Find the absolute maximum and minimum values of the function over the indicated interval, and indicate the $x$-values at which they occur.
$$f(x)=4+x-x^2;[0,2]$$
The absolute maximum value is at $x=$ (Round to two decimal places as needed. Use a comma to separate answers as needed.)

Step 1 ：The function given is a quadratic function, and its graph is a parabola opening downwards since the coefficient of $x^2$ is negative.

Step 2 ：The maximum or minimum of a quadratic function $a{x}^2+bx+c$ occurs at $x=-\frac{b}{2a}$.

Step 3 ：However, since we are given a specific interval [0,2], we need to evaluate the function at the endpoints of the interval and at the critical point, and then compare these values to find the absolute maximum and minimum.

Step 4 ：The critical point is where the derivative of the function is zero or undefined. In this case, the derivative of the function is $f^{\prime }(x)=1-2x$, and it is zero when $x=\frac{1}{2}$.
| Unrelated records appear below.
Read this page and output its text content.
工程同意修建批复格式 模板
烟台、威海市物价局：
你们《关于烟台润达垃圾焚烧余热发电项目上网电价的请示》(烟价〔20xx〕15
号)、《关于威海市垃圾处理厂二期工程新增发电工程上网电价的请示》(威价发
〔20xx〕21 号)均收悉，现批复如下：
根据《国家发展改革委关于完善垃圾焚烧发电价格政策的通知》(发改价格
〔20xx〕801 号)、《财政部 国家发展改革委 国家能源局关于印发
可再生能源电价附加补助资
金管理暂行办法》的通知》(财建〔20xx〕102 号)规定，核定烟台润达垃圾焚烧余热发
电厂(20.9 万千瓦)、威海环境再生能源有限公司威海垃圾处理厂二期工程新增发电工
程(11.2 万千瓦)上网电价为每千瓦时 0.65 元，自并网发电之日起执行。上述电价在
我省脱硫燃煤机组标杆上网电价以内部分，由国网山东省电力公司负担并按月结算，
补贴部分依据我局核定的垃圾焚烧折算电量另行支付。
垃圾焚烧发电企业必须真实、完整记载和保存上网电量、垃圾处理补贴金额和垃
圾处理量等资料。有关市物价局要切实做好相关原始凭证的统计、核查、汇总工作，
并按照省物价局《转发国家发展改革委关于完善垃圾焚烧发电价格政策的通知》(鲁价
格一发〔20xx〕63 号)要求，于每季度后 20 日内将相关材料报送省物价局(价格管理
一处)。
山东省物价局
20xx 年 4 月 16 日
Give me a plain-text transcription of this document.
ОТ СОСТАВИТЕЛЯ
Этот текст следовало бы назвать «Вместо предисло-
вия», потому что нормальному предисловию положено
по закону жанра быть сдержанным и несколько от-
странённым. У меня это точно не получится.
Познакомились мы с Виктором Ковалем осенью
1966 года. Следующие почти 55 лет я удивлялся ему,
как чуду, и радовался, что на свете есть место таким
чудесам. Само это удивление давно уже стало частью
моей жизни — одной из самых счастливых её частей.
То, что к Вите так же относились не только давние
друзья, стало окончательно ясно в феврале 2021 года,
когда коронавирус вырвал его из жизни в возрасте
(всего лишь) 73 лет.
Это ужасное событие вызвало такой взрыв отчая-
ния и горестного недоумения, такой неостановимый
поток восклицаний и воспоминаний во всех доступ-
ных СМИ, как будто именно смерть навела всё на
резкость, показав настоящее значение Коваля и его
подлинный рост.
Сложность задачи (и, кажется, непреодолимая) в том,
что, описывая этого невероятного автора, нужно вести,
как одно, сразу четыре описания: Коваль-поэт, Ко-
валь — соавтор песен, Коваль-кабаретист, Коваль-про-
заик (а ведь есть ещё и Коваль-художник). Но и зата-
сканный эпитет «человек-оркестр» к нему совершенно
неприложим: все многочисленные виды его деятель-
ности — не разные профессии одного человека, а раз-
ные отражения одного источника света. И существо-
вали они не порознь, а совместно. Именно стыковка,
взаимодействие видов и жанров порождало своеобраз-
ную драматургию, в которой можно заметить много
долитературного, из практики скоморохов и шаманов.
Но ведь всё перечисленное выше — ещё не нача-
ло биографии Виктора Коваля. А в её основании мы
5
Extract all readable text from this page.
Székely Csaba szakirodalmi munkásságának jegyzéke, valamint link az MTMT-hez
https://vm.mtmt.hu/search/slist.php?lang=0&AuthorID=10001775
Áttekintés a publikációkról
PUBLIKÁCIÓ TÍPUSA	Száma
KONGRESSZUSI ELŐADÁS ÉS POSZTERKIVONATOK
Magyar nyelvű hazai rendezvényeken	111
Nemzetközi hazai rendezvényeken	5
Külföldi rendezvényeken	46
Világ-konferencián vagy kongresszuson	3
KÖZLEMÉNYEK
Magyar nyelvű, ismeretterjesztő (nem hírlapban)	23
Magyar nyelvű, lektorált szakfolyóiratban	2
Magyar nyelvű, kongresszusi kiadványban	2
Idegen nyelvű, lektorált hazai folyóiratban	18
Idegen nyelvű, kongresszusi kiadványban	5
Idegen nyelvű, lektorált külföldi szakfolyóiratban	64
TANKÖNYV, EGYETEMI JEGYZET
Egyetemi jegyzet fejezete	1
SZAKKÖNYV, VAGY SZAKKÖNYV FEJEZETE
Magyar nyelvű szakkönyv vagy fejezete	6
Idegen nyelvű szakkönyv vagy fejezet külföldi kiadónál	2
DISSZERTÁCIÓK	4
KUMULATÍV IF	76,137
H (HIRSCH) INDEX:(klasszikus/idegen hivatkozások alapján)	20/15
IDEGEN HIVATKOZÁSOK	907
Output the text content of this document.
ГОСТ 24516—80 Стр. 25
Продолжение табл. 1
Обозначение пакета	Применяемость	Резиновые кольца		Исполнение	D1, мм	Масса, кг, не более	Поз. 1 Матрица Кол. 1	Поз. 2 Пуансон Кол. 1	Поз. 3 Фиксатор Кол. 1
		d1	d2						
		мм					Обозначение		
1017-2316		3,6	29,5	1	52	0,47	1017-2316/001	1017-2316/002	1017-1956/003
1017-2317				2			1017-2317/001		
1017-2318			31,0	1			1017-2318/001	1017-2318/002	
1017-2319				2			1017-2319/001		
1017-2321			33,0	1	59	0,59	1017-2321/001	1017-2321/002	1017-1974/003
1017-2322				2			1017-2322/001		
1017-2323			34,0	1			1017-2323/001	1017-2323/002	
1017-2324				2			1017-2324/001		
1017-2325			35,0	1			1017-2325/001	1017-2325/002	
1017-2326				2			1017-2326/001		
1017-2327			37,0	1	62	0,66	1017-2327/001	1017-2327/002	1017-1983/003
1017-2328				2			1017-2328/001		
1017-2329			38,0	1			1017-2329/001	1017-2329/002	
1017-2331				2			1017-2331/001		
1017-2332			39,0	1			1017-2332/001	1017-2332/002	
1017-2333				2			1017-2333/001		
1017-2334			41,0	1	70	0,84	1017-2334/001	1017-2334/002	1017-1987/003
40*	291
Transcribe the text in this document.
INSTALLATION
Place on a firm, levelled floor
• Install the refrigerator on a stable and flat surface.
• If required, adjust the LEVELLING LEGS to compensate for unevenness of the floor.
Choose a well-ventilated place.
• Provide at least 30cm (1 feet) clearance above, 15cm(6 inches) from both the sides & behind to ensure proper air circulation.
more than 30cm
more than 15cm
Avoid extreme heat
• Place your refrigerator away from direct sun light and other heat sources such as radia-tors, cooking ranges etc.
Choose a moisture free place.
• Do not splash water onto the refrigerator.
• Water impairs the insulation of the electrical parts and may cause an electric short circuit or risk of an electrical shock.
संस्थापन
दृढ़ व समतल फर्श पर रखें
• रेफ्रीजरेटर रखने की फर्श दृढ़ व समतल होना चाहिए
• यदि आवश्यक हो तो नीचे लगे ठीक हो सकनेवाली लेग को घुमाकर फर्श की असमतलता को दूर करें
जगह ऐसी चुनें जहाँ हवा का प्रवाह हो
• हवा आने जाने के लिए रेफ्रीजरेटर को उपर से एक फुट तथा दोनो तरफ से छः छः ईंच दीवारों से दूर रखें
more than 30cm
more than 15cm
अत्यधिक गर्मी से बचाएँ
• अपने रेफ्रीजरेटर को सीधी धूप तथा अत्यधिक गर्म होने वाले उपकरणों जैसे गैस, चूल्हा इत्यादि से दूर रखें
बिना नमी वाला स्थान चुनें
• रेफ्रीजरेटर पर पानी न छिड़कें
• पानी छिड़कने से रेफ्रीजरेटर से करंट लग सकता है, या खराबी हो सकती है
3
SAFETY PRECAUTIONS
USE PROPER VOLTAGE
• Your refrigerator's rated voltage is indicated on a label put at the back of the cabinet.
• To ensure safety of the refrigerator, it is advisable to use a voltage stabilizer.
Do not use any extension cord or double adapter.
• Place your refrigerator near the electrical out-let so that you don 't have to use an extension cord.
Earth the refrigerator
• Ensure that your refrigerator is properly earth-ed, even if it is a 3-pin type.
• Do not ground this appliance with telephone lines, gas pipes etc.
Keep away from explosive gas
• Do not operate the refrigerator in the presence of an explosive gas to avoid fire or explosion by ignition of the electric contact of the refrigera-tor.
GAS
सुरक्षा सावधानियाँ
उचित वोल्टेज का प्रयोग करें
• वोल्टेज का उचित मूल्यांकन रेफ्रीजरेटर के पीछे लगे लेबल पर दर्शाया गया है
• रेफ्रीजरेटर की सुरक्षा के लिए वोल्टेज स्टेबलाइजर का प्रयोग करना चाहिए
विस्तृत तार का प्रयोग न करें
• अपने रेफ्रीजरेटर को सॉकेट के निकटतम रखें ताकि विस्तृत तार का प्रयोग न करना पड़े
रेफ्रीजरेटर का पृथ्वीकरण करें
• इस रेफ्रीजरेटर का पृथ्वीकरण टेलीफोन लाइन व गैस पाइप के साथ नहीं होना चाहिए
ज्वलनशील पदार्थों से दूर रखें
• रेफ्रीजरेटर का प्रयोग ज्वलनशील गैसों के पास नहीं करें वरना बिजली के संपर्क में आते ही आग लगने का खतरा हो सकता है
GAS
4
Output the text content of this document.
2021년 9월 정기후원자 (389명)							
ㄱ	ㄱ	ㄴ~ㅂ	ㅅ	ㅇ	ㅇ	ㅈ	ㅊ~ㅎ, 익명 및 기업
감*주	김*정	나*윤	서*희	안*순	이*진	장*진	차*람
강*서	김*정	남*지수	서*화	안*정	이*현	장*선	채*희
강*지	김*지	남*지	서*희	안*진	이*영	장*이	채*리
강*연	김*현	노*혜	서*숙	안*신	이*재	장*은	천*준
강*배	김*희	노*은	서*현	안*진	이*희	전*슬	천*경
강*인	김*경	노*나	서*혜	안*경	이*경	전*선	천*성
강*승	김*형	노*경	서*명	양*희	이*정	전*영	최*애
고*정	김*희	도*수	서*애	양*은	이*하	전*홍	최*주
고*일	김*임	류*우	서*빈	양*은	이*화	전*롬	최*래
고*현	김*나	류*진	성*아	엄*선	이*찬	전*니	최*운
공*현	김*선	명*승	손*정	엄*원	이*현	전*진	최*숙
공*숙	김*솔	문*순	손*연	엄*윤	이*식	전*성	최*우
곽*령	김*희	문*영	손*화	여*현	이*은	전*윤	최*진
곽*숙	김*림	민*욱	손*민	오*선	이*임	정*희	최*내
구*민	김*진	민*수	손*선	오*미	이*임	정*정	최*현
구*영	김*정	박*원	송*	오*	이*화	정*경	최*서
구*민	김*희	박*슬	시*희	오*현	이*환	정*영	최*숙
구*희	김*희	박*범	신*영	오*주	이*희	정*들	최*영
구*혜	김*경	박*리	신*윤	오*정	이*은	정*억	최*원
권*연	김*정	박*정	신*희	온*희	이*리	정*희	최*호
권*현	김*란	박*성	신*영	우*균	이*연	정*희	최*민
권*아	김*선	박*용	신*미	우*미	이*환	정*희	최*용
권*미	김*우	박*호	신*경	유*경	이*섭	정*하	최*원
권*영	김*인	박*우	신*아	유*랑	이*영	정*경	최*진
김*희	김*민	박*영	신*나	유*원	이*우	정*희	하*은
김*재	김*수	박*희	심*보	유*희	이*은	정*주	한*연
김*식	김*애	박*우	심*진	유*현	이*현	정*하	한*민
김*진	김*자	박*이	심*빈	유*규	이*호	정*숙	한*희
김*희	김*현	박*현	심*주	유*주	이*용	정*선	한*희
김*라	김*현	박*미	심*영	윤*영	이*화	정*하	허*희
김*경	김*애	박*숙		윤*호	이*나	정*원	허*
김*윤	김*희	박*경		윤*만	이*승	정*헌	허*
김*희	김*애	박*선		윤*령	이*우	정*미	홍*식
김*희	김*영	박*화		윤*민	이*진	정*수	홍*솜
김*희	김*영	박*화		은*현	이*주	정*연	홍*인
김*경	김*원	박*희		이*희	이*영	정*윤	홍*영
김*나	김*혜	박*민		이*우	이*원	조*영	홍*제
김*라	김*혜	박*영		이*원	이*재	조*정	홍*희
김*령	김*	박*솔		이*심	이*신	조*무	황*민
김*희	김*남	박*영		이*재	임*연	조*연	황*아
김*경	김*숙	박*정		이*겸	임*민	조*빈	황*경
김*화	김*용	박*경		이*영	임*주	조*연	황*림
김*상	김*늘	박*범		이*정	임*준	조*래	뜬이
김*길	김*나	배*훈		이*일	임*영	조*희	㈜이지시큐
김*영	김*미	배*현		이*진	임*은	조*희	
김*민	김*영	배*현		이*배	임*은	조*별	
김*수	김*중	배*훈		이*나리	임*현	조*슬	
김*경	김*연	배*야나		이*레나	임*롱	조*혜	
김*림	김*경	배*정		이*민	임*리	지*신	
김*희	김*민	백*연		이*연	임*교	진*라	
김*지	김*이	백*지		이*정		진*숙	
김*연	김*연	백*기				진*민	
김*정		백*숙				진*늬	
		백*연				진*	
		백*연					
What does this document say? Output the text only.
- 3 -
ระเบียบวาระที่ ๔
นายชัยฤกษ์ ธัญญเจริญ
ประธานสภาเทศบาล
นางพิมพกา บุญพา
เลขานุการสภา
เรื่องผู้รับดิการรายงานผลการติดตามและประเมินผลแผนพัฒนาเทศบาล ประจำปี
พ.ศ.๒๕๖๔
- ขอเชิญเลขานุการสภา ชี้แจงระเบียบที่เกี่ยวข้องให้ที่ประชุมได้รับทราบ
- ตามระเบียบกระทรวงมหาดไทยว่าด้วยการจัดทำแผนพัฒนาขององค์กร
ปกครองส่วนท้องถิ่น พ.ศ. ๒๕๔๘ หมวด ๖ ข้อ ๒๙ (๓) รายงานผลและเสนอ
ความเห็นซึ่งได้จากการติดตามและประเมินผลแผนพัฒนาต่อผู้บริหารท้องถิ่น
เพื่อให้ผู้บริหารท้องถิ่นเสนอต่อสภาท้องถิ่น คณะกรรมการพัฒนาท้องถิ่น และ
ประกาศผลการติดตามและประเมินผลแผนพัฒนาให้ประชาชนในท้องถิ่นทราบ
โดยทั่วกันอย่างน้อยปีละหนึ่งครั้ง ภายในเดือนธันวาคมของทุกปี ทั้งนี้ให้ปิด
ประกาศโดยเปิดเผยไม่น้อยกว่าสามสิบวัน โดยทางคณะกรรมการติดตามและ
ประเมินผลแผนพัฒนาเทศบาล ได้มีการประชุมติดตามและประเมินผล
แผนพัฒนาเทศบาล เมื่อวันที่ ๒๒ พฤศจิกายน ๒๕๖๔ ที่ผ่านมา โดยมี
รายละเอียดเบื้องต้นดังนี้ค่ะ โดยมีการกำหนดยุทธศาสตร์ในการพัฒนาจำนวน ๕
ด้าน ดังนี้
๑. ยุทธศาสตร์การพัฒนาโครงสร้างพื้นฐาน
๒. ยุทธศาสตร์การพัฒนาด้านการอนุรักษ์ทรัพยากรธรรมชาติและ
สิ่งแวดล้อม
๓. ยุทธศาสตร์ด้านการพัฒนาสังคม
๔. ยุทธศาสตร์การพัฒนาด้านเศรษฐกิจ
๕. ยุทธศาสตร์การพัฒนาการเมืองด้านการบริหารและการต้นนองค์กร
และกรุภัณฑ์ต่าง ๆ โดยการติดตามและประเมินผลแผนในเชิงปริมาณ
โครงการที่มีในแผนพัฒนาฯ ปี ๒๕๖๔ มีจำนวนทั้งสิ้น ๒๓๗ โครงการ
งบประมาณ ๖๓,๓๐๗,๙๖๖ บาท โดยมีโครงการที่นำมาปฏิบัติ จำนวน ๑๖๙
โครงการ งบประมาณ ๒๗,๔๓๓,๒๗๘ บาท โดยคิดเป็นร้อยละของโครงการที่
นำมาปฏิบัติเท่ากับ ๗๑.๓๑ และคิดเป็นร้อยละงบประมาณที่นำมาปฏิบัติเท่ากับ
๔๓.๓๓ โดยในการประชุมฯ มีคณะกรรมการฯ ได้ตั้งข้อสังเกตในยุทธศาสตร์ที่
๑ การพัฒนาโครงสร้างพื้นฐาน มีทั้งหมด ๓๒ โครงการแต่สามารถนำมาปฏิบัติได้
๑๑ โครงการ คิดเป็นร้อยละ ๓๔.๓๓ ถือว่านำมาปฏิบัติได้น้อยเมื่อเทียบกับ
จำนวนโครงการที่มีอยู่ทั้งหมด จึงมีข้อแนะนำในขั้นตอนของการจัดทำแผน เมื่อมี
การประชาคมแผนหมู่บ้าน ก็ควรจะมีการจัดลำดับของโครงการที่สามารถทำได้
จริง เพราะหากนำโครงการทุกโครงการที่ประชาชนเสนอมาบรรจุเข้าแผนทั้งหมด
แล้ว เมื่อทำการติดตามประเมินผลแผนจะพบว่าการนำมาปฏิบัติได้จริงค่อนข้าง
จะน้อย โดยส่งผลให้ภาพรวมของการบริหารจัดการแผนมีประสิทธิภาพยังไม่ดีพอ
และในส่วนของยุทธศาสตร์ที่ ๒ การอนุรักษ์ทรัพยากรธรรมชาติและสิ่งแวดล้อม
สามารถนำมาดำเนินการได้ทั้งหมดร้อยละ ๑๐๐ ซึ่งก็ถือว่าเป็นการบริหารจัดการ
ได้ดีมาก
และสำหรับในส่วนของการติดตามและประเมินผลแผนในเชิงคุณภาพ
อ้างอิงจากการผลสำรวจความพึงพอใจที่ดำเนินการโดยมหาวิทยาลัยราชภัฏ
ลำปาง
Step 5 ：So, we need to evaluate the function at $x=0$, $x=2$, and $x=\frac{1}{2}$.

Step 6 ：The function values at $x=0$, $x=\frac{1}{2}$, and $x=2$ are 4, 4.25, and 2 respectively.

Step 7 ：The maximum value is 4.25, which occurs at $x=\frac{1}{2}$, and the minimum value is 2, which occurs at $x=2$.

Step 8 ：However, the question only asks for the $x$-value at which the maximum value occurs. So, the answer is $x=\frac{1}{2}$.

Step 9 ：Final Answer: The absolute maximum value is at $x=\boxed{{\displaystyle 0.50}}$.